De acordo com Carvalho, Lula reiterou que o filho deve prestar esclarecimentos.
"Não tratamos de nada especificamente relacionado à defesa. Essa não era a ideia. O presidente não fala sobre isso comigo. Vou fazer a defesa do Fábio de forma bastante transparente. Interessa ao Fábio o esclarecimento de toda e qualquer dúvida que possa ter surgido por causa da atividade profissional do Fábio", afirmou.
Caso Marcola
O advogado disse ainda que Marco Aurélio Santana Ribeiro, ex-chefe de gabinete pessoal de Lula, não foi assunto da reunião.
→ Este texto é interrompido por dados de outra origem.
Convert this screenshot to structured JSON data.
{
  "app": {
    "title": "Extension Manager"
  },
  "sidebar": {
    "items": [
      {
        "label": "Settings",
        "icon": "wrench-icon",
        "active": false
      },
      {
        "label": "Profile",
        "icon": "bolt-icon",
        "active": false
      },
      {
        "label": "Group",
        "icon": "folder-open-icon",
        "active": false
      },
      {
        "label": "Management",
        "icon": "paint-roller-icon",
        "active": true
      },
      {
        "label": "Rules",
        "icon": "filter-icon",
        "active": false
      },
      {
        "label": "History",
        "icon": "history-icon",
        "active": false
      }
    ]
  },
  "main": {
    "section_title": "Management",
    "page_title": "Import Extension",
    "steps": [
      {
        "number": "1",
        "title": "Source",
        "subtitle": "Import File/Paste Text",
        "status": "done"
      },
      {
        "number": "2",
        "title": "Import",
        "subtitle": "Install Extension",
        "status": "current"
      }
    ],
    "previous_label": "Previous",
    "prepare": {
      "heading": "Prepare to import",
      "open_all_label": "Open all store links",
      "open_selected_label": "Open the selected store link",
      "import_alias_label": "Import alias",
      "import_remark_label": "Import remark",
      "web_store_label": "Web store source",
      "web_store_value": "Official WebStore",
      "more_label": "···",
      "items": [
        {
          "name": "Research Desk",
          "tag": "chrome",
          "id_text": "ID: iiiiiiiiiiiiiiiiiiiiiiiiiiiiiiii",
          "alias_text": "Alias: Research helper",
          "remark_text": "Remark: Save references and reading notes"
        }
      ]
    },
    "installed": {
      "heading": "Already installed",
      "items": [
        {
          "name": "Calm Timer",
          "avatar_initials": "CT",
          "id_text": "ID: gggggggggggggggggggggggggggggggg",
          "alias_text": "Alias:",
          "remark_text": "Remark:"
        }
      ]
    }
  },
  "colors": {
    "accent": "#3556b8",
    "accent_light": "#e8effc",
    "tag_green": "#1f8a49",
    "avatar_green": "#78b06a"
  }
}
O ex-assessor, conhecido como Marcola, também aparece nas investigações envolvendo a lobista Roberta Luchsinger, amiga de Lulinha.
Na conversa com o presidente, Carvalho disse ter reclamado de vazamentos relacionados às investigações e acusou setores da PF de atuarem a serviço de interesses políticos e eleitorais.
"O que está acontecendo é um vazamento seletivo e criminoso por parte da Polícia Federal, parte, porque a gente respeita a corporação e reconhece os esforços do Andrei [Rodrigues, diretor-geral da PF] em tentar dar harmonia para a corporação", afirmou.
Carvalho disse confiar em Andrei Rodrigues e nos ministros André Mendonça e Flávio Dino, relatores no STF (Supremo Tribunal Federal) de inquéritos envolvendo Lulinha, e afirmou que eles também seriam vítimas dos vazamentos.
"Infelizmente eles, assim como nós, estão sendo vítimas da instrumentalização de setores da Polícia Federal a serviço de interesses políticos e eleitorais", disse.
O advogado afirmou ainda ter dito a Lula que esses setores estariam tentando levar a disputa eleitoral para o "tapetão".
Na parte eleitoral do encontro, Lula, Haddad e Carvalho fizeram um balanço do início da campanha em São Paulo e discutiram as próximas agendas. Segundo o advogado, o presidente demonstrou otimismo com a candidatura de Haddad e pretende priorizar o estado durante a campanha.